Dictionary and hash table

We’re now starting Epic 2, which is all about getting us to a functional AntForth interpreter.

The first story (2.1) is about the dictionary and has table. The dictionary is where all our Forth word definitions are stored, so that they can be looked up when they’re used. Traditionally this is a single-linked list, which is simple to implement but gets slower and slower the more words are added.

We’ve specified that our interpreter should use a more optimised hash-based approach. Effectively we keep 64 separate dictionaries, and decide which dictionary a word belongs to by using some simple mathematical function (the “has function”) on its name.

The hash function needs to be fast and easy to implement on a z80 - we’re using a rotating XOR hash function and 64 mini-dictionaries to meet these needs, but really any function that distributes words across the dictionaries evenly will do.

We’ve already been using this hash lookup approach, but up to now the hashes have been built at assembly time using sjasmplus’ Lua scripting ability.

In this sprint, we’ll be building:

a z80 native version of the hash function
the FIND word, for looking up word names in the dictionary
the COUNT word, to tell us the length of byte counted strings (like the names of words in the dictionary)

hash.asm

The runtime hashing algorithm is pretty simple:

hash algorithm

It converts the string to uppercase, XORs the current hash value (initial hash value is zero) with the uppercase character, and rotates the current hash value left one bit. Remember that RLC A is an 8 bit rotate as the comment makes clear.

The upper-case conversion code was originally explicit in here, with a whinging comment about there being duplicate code in dictionary.asm and dire warnings about keeping the two synchronized - so I asked it to replace all instances of that code with a macro UPPER.

dictionary.asm

COUNT also gets quite a simple implementation:

count algorithm

When a word is stored in a forth dictionary, its name is a byte counted string (the string is preceded by a byte that is the count of the number of its characters), but a couple of the top bits of the length byte are used for other purposes, so this routine is basically masking those extra bits out, so we can treat it as a regular byte-counted string.

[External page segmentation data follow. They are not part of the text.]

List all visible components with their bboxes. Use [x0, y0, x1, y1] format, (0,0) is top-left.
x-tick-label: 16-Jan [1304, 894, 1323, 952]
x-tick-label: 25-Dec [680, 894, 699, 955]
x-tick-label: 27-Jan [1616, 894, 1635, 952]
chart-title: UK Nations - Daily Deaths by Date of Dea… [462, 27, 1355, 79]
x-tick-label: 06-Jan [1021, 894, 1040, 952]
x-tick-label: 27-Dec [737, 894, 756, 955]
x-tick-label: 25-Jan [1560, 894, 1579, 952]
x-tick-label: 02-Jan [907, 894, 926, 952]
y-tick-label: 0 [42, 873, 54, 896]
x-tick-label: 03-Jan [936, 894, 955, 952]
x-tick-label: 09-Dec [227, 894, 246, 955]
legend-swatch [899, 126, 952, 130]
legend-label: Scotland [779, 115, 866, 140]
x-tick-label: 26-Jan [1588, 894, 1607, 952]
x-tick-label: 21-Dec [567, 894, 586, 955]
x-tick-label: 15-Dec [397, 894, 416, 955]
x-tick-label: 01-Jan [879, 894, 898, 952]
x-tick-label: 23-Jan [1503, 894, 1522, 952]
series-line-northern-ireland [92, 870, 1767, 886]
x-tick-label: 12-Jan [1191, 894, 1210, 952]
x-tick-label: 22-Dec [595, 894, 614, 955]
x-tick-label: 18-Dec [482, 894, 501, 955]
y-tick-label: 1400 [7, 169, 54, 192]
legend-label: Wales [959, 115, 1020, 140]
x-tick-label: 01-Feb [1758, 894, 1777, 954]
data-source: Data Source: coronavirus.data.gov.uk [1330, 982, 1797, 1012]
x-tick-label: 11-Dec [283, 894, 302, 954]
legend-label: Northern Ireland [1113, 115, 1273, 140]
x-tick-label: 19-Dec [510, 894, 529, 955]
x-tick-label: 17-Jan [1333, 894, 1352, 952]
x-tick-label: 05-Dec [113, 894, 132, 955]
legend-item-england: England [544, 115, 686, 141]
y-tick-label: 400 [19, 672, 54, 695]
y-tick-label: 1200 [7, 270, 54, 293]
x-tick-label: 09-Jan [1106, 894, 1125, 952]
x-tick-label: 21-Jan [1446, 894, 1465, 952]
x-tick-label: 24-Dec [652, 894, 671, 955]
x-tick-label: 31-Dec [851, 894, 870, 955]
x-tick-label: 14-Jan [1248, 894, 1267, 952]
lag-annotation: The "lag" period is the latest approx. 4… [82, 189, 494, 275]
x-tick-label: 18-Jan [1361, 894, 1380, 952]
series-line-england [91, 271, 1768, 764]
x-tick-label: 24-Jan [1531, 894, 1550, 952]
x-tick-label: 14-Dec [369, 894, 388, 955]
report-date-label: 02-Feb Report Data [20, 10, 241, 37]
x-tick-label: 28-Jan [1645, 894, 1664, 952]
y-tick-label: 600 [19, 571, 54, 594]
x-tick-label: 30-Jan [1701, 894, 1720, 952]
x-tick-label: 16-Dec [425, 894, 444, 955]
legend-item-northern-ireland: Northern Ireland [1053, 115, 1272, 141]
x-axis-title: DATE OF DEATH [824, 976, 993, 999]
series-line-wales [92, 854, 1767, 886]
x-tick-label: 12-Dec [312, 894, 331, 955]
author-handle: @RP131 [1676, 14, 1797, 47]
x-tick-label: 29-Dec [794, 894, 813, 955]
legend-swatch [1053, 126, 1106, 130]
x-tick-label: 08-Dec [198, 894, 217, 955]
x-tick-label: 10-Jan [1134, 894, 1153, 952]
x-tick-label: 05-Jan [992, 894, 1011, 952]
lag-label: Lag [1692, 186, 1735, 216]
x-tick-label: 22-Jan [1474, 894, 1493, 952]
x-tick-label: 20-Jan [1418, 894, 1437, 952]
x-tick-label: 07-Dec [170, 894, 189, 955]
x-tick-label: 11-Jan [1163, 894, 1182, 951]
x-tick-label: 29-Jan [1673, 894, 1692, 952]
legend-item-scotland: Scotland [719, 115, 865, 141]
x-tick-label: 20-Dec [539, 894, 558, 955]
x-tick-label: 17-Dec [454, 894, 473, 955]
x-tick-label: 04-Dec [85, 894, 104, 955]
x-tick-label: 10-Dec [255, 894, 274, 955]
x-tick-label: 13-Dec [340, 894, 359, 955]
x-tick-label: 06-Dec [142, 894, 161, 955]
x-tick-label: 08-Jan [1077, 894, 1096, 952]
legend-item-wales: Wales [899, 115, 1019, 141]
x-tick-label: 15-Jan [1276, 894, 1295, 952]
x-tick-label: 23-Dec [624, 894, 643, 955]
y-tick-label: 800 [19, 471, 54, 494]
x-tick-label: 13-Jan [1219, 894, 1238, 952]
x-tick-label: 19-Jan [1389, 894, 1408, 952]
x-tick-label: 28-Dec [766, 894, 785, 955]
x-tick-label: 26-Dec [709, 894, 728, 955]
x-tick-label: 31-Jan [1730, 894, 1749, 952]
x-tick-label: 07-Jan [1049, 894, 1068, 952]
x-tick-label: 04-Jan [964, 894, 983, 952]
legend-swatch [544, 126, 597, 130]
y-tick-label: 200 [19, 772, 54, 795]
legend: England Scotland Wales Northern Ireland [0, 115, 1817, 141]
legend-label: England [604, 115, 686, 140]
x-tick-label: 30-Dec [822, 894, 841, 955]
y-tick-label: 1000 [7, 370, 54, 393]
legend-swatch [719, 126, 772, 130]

The implementation of FIND is also here, but it’s a bit too long to include in this blog post.

In essence what it’s doing is:

hash the name we’re looking up to identify the relevant dictionary “chain” (mini-dictionary)
search that chain for a match, searching by length first, then a full name comparison
if it’s found return the “xt” (execution token) and a +1 or -1 flag depending on whether the word is “immediate” or not (more on this later)
else return the original address with a zero pushed on top if there was no match.

The FIND routine uses some static storage, so it’s not re-entrant. As we’re single threaded by design, this shouldn’t be an issue.

Testing

All tests pass, and the manual KEY test still works.